The market is segmented into three components: software, hardware, and services. Software is the largest segment at roughly 58.5% of the 2025 market, encompassing ML-powered layout optimization, timing closure, and reinforcement-learning-based routing engines. Hardware accounts for approximately 21%, covering GPU, FPGA, and custom AI accelerator infrastructure used to train and run ML models. Services represent around 20.5%, including integration consulting, workflow customization, managed design services, and ongoing technical support.
Asia Pacific leads the market, commanding roughly 40% of global revenue in 2025 (approximately USD 856 million), driven by semiconductor manufacturing hubs in Taiwan, South Korea, China, and Japan. North America is the second-largest region at around USD 556 million in 2025, supported by dominant EDA software vendors and a vibrant fabless semiconductor ecosystem. Europe ranks third, with strong demand from automotive and industrial chip design segments.
Key growth drivers include the escalating complexity of advanced-node semiconductor designs, the urgent need to compress design cycle times, and the widespread integration of reinforcement learning and deep learning into EDA workflows. The surge in AI accelerator, 5G, and automotive chip programs is compelling design teams to adopt intelligent place and route automation to meet stringent performance, power, and area targets while controlling costs.
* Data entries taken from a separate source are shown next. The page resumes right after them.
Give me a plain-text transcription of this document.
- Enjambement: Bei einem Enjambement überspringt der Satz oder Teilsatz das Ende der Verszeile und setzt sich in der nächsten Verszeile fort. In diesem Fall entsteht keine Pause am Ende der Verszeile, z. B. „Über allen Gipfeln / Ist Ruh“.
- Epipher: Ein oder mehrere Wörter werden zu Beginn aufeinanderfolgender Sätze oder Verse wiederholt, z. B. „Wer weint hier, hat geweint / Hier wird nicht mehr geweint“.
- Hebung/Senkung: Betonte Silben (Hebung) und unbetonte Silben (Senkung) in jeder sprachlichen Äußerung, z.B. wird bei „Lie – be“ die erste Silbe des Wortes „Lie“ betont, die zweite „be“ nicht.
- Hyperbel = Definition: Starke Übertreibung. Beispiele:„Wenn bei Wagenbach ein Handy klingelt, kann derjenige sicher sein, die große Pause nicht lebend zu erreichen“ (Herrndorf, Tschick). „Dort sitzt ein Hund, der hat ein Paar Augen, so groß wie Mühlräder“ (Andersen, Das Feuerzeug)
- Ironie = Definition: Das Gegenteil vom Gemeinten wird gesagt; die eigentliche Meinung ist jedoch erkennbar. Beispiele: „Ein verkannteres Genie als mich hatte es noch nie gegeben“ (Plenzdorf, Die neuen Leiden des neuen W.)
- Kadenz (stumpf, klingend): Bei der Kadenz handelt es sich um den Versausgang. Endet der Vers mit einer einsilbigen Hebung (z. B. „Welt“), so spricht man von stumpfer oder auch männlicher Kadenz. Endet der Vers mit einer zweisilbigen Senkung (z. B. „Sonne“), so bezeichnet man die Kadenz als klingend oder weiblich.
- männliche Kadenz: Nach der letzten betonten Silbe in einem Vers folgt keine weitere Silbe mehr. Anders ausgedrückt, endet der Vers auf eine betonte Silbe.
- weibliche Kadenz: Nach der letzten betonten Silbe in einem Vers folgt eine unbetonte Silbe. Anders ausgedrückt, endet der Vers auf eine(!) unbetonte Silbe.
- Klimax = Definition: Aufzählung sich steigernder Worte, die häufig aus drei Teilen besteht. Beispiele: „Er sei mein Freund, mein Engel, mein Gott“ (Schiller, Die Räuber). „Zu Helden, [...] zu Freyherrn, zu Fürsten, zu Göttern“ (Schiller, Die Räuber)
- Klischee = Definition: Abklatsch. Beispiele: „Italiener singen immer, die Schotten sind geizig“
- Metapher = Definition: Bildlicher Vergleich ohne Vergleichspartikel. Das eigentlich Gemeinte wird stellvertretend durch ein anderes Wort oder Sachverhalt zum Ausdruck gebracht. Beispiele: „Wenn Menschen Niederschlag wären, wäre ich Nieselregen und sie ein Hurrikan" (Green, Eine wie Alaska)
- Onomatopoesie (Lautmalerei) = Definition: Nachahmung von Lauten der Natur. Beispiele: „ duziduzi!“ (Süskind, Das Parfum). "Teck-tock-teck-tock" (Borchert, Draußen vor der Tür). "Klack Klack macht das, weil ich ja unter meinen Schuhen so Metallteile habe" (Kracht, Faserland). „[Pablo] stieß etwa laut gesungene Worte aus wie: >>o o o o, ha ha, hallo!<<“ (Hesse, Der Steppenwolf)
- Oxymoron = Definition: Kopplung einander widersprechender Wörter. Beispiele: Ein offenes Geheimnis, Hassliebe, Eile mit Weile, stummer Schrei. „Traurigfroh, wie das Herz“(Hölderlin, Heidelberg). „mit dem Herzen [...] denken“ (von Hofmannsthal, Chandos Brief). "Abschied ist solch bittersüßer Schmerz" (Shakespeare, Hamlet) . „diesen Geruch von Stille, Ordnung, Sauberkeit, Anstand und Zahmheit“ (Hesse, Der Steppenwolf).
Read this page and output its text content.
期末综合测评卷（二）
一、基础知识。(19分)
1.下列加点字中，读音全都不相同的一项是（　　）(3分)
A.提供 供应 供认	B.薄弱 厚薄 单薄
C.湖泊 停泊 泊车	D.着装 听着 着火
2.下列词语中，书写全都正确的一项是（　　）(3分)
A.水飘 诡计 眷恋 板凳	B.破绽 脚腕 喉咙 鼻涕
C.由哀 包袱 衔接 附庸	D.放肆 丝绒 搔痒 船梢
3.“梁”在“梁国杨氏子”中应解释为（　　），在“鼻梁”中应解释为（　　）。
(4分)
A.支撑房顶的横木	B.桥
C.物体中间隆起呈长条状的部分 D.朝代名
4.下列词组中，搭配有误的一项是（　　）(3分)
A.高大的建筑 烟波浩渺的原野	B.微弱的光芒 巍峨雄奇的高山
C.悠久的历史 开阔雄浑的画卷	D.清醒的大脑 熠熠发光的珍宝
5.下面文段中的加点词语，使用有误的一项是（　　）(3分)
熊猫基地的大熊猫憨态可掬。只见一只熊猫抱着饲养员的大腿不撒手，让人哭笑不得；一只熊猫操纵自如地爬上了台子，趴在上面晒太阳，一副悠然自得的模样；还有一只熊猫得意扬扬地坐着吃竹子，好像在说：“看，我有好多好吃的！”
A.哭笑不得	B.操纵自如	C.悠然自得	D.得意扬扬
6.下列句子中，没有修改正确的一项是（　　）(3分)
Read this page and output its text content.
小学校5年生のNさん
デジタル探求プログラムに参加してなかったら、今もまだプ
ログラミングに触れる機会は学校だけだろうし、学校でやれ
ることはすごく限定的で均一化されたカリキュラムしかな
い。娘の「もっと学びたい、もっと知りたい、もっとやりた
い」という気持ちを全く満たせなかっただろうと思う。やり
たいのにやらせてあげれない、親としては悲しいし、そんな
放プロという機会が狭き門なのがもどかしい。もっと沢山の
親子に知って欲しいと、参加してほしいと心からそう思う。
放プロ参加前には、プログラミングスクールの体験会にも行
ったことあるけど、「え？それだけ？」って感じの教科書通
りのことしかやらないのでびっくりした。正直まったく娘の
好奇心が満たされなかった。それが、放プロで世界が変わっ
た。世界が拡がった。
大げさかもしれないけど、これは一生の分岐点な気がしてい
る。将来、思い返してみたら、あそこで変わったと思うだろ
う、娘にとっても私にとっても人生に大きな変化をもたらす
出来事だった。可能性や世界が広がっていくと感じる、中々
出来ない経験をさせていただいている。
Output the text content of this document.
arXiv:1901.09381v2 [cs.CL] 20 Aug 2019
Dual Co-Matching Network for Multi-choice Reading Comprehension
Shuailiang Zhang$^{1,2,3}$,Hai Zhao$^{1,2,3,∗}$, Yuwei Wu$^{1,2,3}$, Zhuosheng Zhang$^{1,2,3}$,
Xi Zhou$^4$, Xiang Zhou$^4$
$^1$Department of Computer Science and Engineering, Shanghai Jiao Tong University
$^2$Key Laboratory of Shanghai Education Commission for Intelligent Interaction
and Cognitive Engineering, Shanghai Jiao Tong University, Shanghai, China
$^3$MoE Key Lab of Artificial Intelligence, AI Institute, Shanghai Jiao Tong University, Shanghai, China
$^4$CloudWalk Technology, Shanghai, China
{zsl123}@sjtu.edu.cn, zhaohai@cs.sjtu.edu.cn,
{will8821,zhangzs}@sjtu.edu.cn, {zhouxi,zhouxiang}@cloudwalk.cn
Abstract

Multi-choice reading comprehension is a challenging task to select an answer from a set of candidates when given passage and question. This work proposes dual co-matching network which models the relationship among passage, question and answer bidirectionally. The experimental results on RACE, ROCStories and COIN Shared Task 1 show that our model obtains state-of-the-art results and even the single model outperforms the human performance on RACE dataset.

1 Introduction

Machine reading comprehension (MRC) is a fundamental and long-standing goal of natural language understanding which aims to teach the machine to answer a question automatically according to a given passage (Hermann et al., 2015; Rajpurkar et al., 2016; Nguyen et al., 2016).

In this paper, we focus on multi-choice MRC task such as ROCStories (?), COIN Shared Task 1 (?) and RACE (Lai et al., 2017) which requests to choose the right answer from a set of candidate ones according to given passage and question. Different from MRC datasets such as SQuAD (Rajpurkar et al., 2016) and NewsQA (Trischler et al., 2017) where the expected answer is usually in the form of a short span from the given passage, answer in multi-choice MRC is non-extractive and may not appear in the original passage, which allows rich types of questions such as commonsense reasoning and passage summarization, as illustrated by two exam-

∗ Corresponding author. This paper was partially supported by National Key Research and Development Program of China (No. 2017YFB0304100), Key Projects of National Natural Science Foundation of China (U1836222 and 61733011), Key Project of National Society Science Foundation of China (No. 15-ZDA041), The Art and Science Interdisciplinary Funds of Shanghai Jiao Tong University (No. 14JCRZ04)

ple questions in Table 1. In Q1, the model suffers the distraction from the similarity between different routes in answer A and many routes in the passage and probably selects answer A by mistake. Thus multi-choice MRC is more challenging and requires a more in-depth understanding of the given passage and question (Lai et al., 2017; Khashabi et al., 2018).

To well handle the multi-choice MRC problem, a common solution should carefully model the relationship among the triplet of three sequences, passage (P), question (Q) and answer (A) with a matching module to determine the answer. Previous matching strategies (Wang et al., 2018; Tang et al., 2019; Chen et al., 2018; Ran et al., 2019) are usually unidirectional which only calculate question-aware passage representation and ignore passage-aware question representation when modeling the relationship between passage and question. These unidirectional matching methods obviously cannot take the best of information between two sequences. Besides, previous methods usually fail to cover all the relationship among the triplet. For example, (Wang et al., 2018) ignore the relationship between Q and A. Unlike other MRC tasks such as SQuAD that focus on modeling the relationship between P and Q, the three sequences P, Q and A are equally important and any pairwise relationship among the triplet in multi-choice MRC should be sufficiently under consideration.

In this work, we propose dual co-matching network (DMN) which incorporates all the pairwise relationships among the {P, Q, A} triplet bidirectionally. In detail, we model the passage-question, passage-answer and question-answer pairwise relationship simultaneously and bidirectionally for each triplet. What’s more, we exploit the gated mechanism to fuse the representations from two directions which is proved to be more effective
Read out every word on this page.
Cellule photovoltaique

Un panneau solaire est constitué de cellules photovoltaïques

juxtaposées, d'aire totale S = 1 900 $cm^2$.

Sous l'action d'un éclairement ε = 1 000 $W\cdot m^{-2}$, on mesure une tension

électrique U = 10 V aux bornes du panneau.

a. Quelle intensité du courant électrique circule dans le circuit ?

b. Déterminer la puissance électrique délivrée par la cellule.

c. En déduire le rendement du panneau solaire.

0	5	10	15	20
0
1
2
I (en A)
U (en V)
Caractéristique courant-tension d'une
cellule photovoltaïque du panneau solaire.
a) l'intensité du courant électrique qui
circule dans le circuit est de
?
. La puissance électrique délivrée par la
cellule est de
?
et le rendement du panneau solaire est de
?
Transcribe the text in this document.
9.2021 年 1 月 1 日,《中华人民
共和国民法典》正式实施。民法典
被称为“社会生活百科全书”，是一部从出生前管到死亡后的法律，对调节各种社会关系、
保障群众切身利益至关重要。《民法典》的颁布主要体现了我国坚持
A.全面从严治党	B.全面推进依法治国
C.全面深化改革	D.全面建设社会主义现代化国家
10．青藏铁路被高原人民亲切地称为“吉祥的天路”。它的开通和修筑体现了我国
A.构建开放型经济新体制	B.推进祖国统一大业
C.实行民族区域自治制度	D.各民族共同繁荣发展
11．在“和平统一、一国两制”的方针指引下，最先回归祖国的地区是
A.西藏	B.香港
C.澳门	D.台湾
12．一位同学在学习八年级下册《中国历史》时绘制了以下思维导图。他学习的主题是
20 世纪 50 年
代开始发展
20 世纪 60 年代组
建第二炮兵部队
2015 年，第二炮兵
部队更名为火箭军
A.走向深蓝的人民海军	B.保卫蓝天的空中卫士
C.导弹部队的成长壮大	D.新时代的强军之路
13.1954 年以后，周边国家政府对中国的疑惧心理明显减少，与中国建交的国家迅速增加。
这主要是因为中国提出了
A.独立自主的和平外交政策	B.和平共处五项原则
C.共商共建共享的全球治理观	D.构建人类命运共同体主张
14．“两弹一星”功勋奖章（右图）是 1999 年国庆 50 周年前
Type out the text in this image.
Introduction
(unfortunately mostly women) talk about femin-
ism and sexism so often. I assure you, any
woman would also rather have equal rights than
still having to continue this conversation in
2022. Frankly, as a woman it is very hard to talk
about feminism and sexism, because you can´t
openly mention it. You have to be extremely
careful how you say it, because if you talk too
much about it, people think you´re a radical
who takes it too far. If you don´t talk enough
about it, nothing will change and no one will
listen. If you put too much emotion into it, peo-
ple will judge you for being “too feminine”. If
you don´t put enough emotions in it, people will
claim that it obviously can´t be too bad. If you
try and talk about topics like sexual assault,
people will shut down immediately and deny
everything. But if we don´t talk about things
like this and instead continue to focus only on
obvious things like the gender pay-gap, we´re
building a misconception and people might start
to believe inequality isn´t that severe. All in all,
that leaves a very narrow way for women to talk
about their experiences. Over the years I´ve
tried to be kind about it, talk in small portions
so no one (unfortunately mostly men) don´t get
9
The global ML-Driven Place & Route Tool market is valued at USD 2.14 billion in 2025 and is projected to reach USD 7.89 billion by 2034, expanding at a robust CAGR of 15.7% over the 2026-2034 forecast period. This growth is fueled by rising integrated circuit complexity, accelerating AI adoption in electronic design automation, and the rapid expansion of cloud-based EDA platforms across all major regions.